Je me souviens avoir vu, dans notre rue, un autobus de la RATP dans lequel des personnes étaient forcées de monter par la police française. Nous savions bien qu’il s’agissait de personnes juives et je me rappelle ma mère dire : « les pauvres gens ». J’avais alors assisté à un épisode de ce que l’on appellera, plus tard : »la rafle du Vel D’hiv  » en 1942.

Plus tard, en 1945, à l’école primaire j’ai eu des petits camarades de classe qui s’appelaient Cohen, Eskénazi, Goldestein (à l’époque l’usage du prénom n’avait pas cours) et d’autres. J’ai appris qu’ils étaient juifs. Ces jeunes garçons étaient orphelins, pupilles de la Nation.
L’un d’entre eux nous racontait avoir été caché dans une poubelle par une personne courageuse,
pour ne pas être emporté avec ses parents vers on ne savait quelle destination. Puis ce jeune enfant, 4 ans, a été pris en charge par des personnes de bonne volonté et jamais dénoncé. Il est devenu un copain d’école.
Plus tard encore, j’ai appris que deux villes d’Europe avaient été proclamées « Justes parmi les nations » par le mémorial Yad Vashem et que l’une d’elles se trouvait en France : Le Chambon sur Lignon. Vingt-cinq de ses habitants ont eux-mêmes été proclamées « Justes parmi les nations ».
Là, sur cette terre huguenote du nord des Cévennes, des centaines de personnes juives ont été accueillies, cachées, sauvées par des chrétiens qui, au péril de leur vie, ont mis en pratique ce Commandement essentiel des Evangiles : « Tu aimeras ton prochain comme toi-même ».
Bien sûr, il y eut bien d’autres personnes en France qui ont eu ce courage. Je ne vous ai donné ces exemples que parce que je les connais bien.
Dans la nuit de l’occupation, tous ces français, du onzième arrondissement, du Chambon et d’ailleurs ont fait briller la lumière de la fraternité.
Ils ont résisté, ils ont sauvé l’honneur de la France. Nous leur devons une reconnaissance et un respect infini.
Réconciliation et Résistance : ce sont bien là les messages essentiels du 8 mai.

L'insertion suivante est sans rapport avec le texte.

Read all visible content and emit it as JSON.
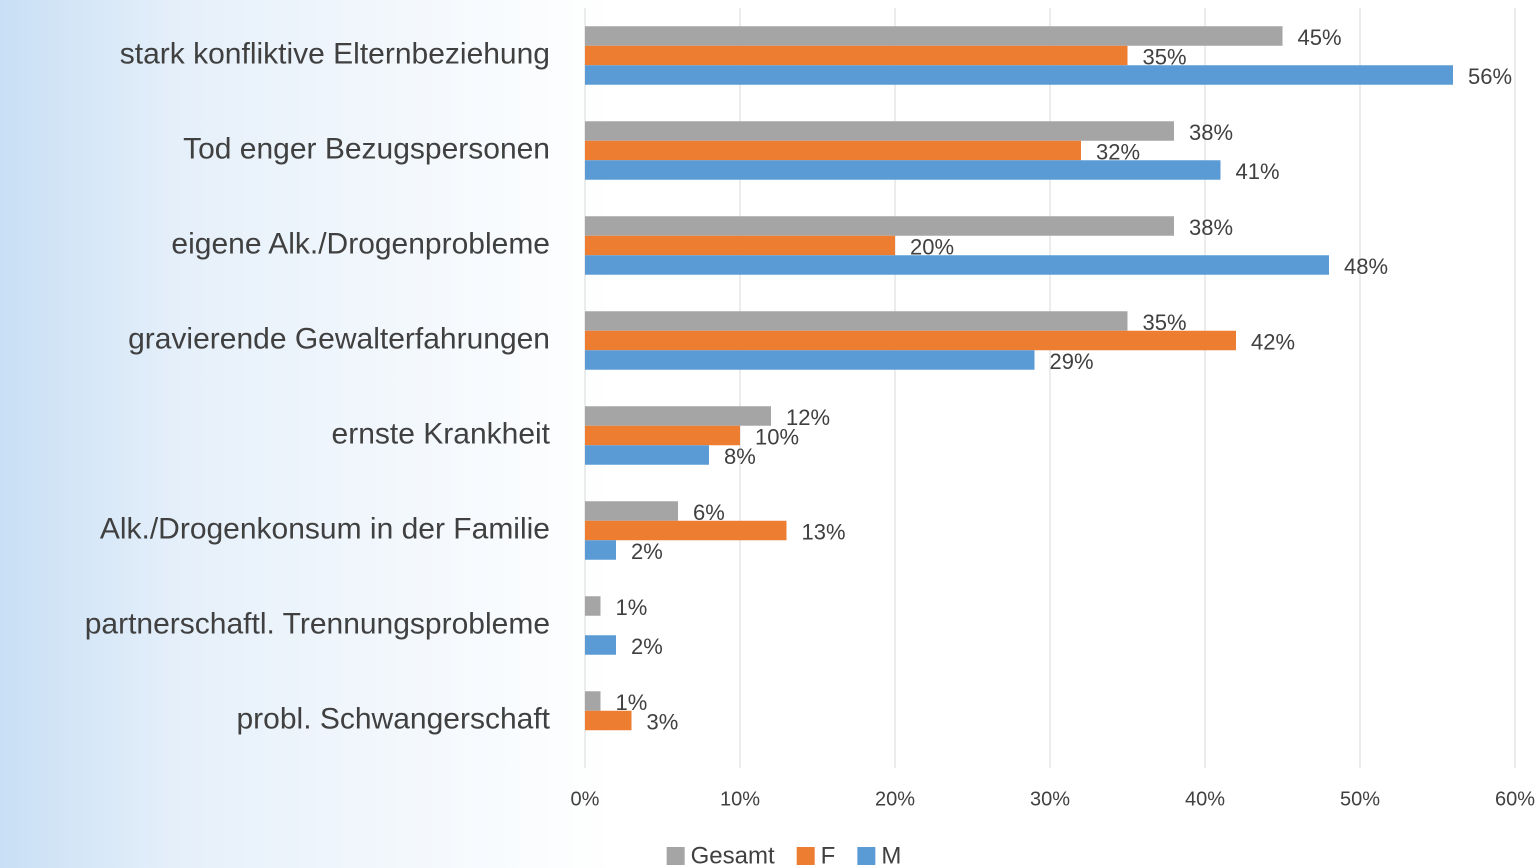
{
  "chart_data": {
    "type": "hbar",
    "categories": [
      "stark konfliktive Elternbeziehung",
      "Tod enger Bezugspersonen",
      "eigene Alk./Drogenprobleme",
      "gravierende Gewalterfahrungen",
      "ernste Krankheit",
      "Alk./Drogenkonsum in der Familie",
      "partnerschaftl. Trennungsprobleme",
      "probl. Schwangerschaft"
    ],
    "series": [
      {
        "name": "Gesamt",
        "color": "#a5a5a5",
        "values": [
          45,
          38,
          38,
          35,
          12,
          6,
          1,
          1
        ],
        "value_labels": [
          "45%",
          "38%",
          "38%",
          "35%",
          "12%",
          "6%",
          "1%",
          "1%"
        ]
      },
      {
        "name": "F",
        "color": "#ed7d31",
        "values": [
          35,
          32,
          20,
          42,
          10,
          13,
          null,
          3
        ],
        "value_labels": [
          "35%",
          "32%",
          "20%",
          "42%",
          "10%",
          "13%",
          null,
          "3%"
        ]
      },
      {
        "name": "M",
        "color": "#5b9bd5",
        "values": [
          56,
          41,
          48,
          29,
          8,
          2,
          2,
          null
        ],
        "value_labels": [
          "56%",
          "41%",
          "48%",
          "29%",
          "8%",
          "2%",
          "2%",
          null
        ]
      }
    ],
    "xlim": [
      0,
      60
    ],
    "xticks": [
      {
        "value": 0,
        "label": "0%"
      },
      {
        "value": 10,
        "label": "10%"
      },
      {
        "value": 20,
        "label": "20%"
      },
      {
        "value": 30,
        "label": "30%"
      },
      {
        "value": 40,
        "label": "40%"
      },
      {
        "value": 50,
        "label": "50%"
      },
      {
        "value": 60,
        "label": "60%"
      }
    ],
    "grid": true,
    "legend": "bottom"
  }
}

Aujourd’hui, à une époque où un vent mauvais souffle sur notre pays, le vent mauvais du racisme, de l’antisémitisme, du rejet de l’autre au motif qu’il est différent,               A une époque où des personnes juives sont assassinées à Toulouse ou à Vincennes au motif qu’elles sont juives, à une époque où la communauté catholique de Villejuif a fait l’objet d’un projet d’attaque dont les résultats auraient été dramatiques, au motif qu’il s’agissait de chrétiens, à une époque où, en conséquence, des mosquées sont dégradées, à une époque où des sépultures sont profanées, à une époque où nous sommes tous, sans exception, menacés parce que nous sommes français et républicains, par des barbares qui voudraient nous imposer une idéologie mortifère
qui n’a d’égale que celle du nazisme,
Nous avons, nous chrétiens, le devoir absolu de résister.

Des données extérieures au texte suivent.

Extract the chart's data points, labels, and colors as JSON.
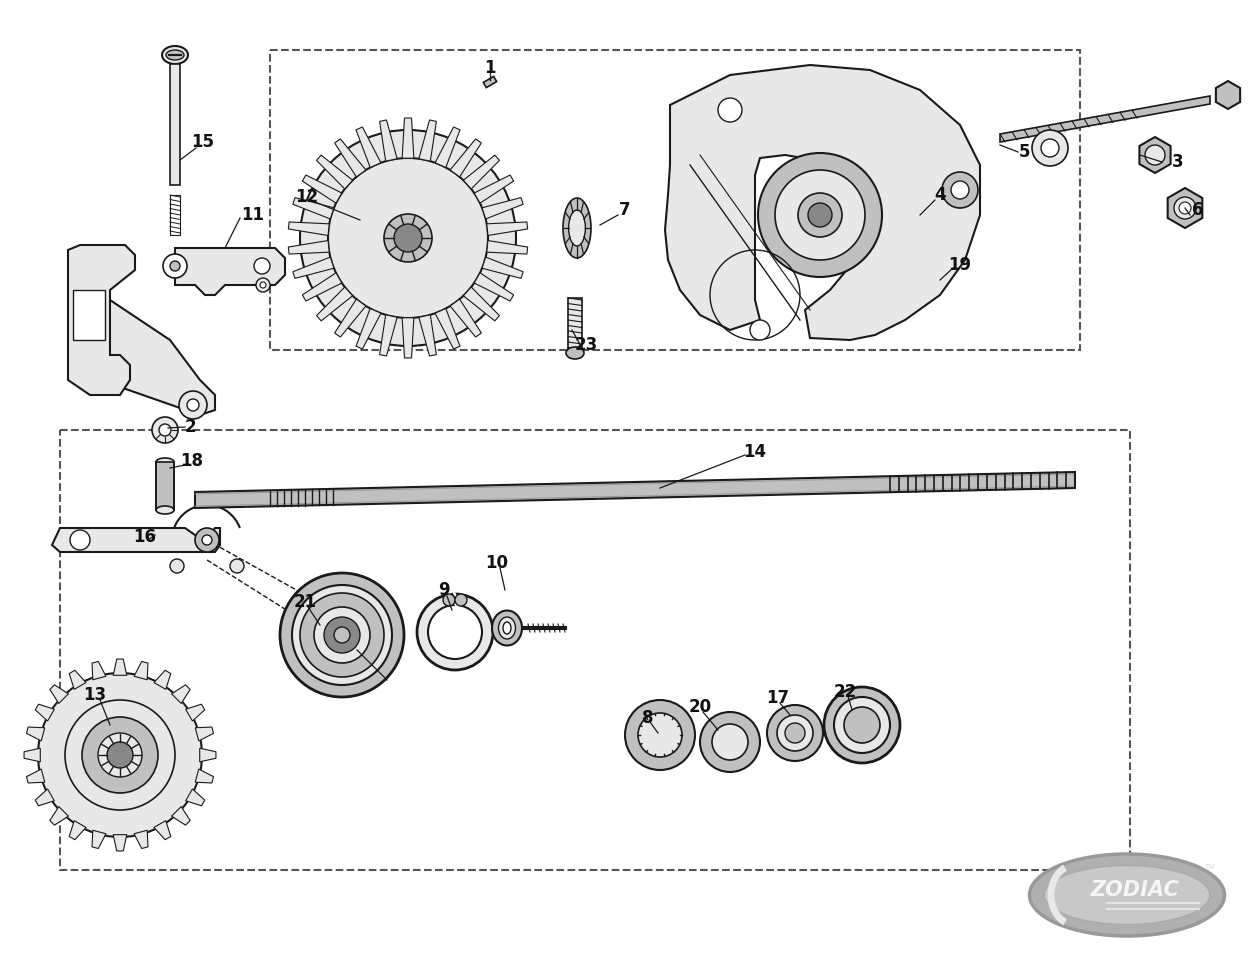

Résister à la tentation du repli communautaire et du repli identitaire,                 Résister à la méfiance vis-à-vis de l’autre,                                                          Résister à la tentation de la peur de l’autre,
Nous avons le devoir de nous réconcilier.
De nous réconcilier toujours avec nos frères, quelle que soit leur religion. L’appel lancé
par Mgr PONTIER, président de la Conférence des évêques de France, puis par Haïm KORSIA, Grand Rabin de France et enfin par Dalil BOUBAKEUR, Recteur de la Grande Mosquée de Paris, est, à cet égard, exemplaire : soyons tous, plus que jamais, les gardiens de nos frères.

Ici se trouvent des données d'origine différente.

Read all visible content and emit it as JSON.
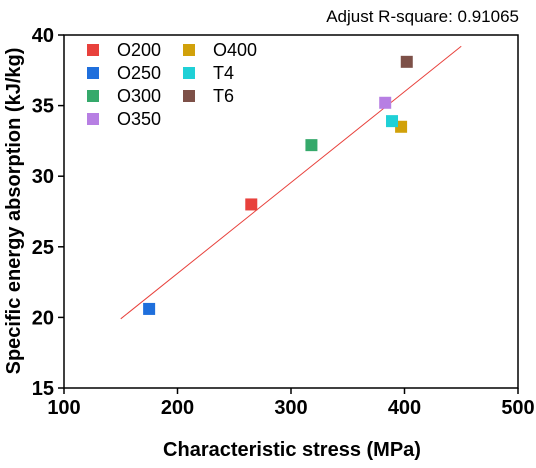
{
  "chart_data": {
    "type": "scatter",
    "annotation": "Adjust R-square: 0.91065",
    "xlabel": "Characteristic stress (MPa)",
    "ylabel": "Specific energy absorption (kJ/kg)",
    "xlim": [
      100,
      500
    ],
    "ylim": [
      15,
      40
    ],
    "xticks": [
      100,
      200,
      300,
      400,
      500
    ],
    "yticks": [
      15,
      20,
      25,
      30,
      35,
      40
    ],
    "grid": false,
    "legend_position": "top-left",
    "series": [
      {
        "name": "O200",
        "color": "#e8413c",
        "x": 265,
        "y": 28.0
      },
      {
        "name": "O250",
        "color": "#1f6fdc",
        "x": 175,
        "y": 20.6
      },
      {
        "name": "O300",
        "color": "#35a96b",
        "x": 318,
        "y": 32.2
      },
      {
        "name": "O350",
        "color": "#b77fe3",
        "x": 383,
        "y": 35.2
      },
      {
        "name": "O400",
        "color": "#d1a10a",
        "x": 397,
        "y": 33.5
      },
      {
        "name": "T4",
        "color": "#1fd0d6",
        "x": 389,
        "y": 33.9
      },
      {
        "name": "T6",
        "color": "#7d5048",
        "x": 402,
        "y": 38.1
      }
    ],
    "fit_line": {
      "color": "#e8413c",
      "x": [
        150,
        450
      ],
      "y": [
        19.9,
        39.2
      ]
    }
  }
}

Nous avons ainsi  le devoir de, toujours davantage, développer la coopération et  la solidarité entre nos communautés.
Nous avons le devoir d’amener les jeunes de nos différentes communautés à se rencontrer pour se mieux connaître, pour comprendre les spécificités de leurs religions dans le respect mutuel et en pleine lumière. En pleine lumière car de l’obscurité nait l’obscurantisme.
Résistance et réconciliation. Voici, pour nous, chrétiens, les deux messages du 8 mai.
N’oublions jamais, à cet égard, l’exemple qui nous a été donné par Jeanine Devaux.
Antoine de Saint Exupéry a écrit : « l’Amour de Dieu a fait de l’espérance une vertu ». Que nos communautés soient toujours et toujours porteuses d’espérance pour nos compatriotes, d’espérance dans une société où chacun se sentira libre, où chacun sera traité de façon égale et où chacun pourra vivre la fraternité.
Je vous remercie de votre attention.